In any case, Burke’s three co-stars talked her out of the idea. “We said she’d be insane to do it!” Smart says. Now, she realizes that it sounded like a blast. She wishes she had done a lion-taming routine herself. “Now it’s OK for big stars to do commercials and voice overs and things like that. Everything’s OK now.”
It’s interesting to look back to Smart’s time on Designing Women when you track where her career has taken her.
She endeared herself to America playing a character who was sweet almost to a fault. Charlene was a woman who might have been ruled a dumb blonde if she didn’t have such profound emotional intelligence.
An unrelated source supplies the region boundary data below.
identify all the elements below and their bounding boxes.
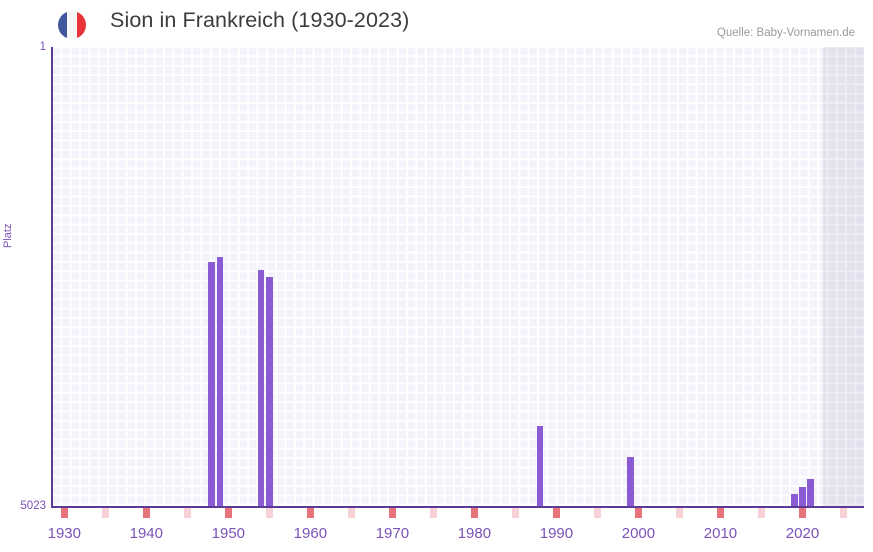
x-tick-mark-1985 [511, 508, 519, 518]
page-title: Sion in Frankreich (1930-2023) [110, 8, 410, 32]
x-tick-mark-2005 [676, 508, 683, 518]
x-tick-label-1930: 1930 [47, 525, 81, 542]
plot-area [52, 47, 864, 507]
bar-1954[interactable] [257, 269, 265, 507]
bar-2020[interactable] [799, 486, 806, 507]
x-tick-mark-1950 [224, 508, 232, 518]
flag-band-blue [58, 11, 68, 39]
x-tick-mark-1990 [552, 508, 560, 518]
y-axis-tick-top: 1 [39, 41, 46, 53]
x-tick-label-1950: 1950 [211, 525, 246, 542]
bar-2019[interactable] [790, 493, 798, 507]
x-tick-mark-1940 [142, 508, 150, 518]
source-attribution: Quelle: Baby-Vornamen.de [716, 27, 855, 39]
grid-lines [52, 47, 864, 507]
x-tick-mark-1960 [306, 508, 314, 518]
flag-band-white [67, 11, 77, 39]
x-tick-mark-1975 [429, 508, 437, 518]
x-tick-label-1960: 1960 [293, 525, 328, 542]
x-tick-mark-1930 [60, 508, 68, 518]
y-axis-tick-bottom: 5023 [20, 500, 46, 512]
x-tick-mark-2015 [758, 508, 765, 518]
bar-1999[interactable] [626, 457, 634, 507]
x-tick-label-1980: 1980 [457, 525, 492, 542]
x-tick-mark-1955 [265, 508, 273, 518]
bar-2021[interactable] [807, 479, 814, 507]
x-tick-mark-1945 [183, 508, 191, 518]
x-tick-mark-2000 [634, 508, 642, 518]
x-tick-mark-2025 [840, 508, 847, 518]
y-axis-line [51, 47, 53, 507]
bar-1955[interactable] [265, 276, 273, 507]
x-tick-mark-1995 [593, 508, 601, 518]
x-tick-label-2010: 2010 [703, 525, 738, 542]
bar-1988[interactable] [536, 426, 544, 507]
x-tick-mark-1980 [470, 508, 478, 518]
x-tick-mark-1935 [101, 508, 109, 518]
france-flag-icon [58, 11, 86, 39]
bar-series [52, 47, 864, 507]
x-tick-mark-2020 [799, 508, 806, 518]
x-tick-label-1990: 1990 [539, 525, 574, 542]
x-tick-label-1970: 1970 [375, 525, 410, 542]
y-axis-title: Platz [2, 223, 14, 248]
x-tick-label-2000: 2000 [621, 525, 656, 542]
x-tick-mark-1970 [388, 508, 396, 518]
x-tick-mark-2010 [717, 508, 724, 518]
flag-band-red [76, 11, 86, 39]
x-tick-label-1940: 1940 [129, 525, 163, 542]
bar-1949[interactable] [216, 256, 224, 507]
x-tick-mark-1965 [347, 508, 355, 518]
x-axis-line [51, 506, 864, 508]
x-tick-label-2020: 2020 [785, 525, 820, 542]
x-axis-ticks: 1930 1940 1950 1960 1970 1980 1990 2000 2010 2020 [0, 508, 873, 552]
bar-1948[interactable] [208, 261, 216, 507]
chart-header: Sion in Frankreich (1930-2023) Quelle: B… [0, 0, 873, 44]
But over the years, even when she’s done comedies like Samantha Who? and especially now in this “Smartaissance,” the characters she’s played have fallen on a spectrum of tough, domineering, and harsh.
“I don’t get it either,” she says. After playing Charlene for 120 episodes, the first job offer she got was for a role as Aileen Wuornos (the serial killer Charlize Theron later won an Oscar for portraying) in a 1992 TV movie.
“I’m thinking, why did they think of me?” she says. “I like to think of the characters I play as varied. But I suppose there’s some element of they're not shy, retiring wallflowers, most of them. I would love to play a Charlene again.”
It’s hard to pinpoint when the “Smartaissance” began in earnest, given how regularly the actress has worked, and how well-regarded her career has always been.
Some might peg it to her work on Watchmen which, among the “not shy, retiring wallflowers” she’s been known to play, did show her in a new light. Her Laurie Blake boasted a sensual swagger, sporting her auburn hair and long trench coat with the easy confidence of a superhero in spandex, wielding a gun and, generally speaking, kicking ass.
It was also a sexy performance, a trait memorialized in the scene in which her character retires to bed with a massive blue dildo. Screenshots of the moment still circulate online in memes a year and a half after the series premiered.
“I didn’t know that, so thanks for telling me,” she laughs. “I remember at the time I was on Seth Meyers and I said, ‘This is the only time in my life I’ve been relieved that my parents are both gone. Because that would have put them in the grave right there.’”
Surely, the scene’s lasting power must be a compliment? “I just hope it doesn’t scar my children. That’s all I can say.”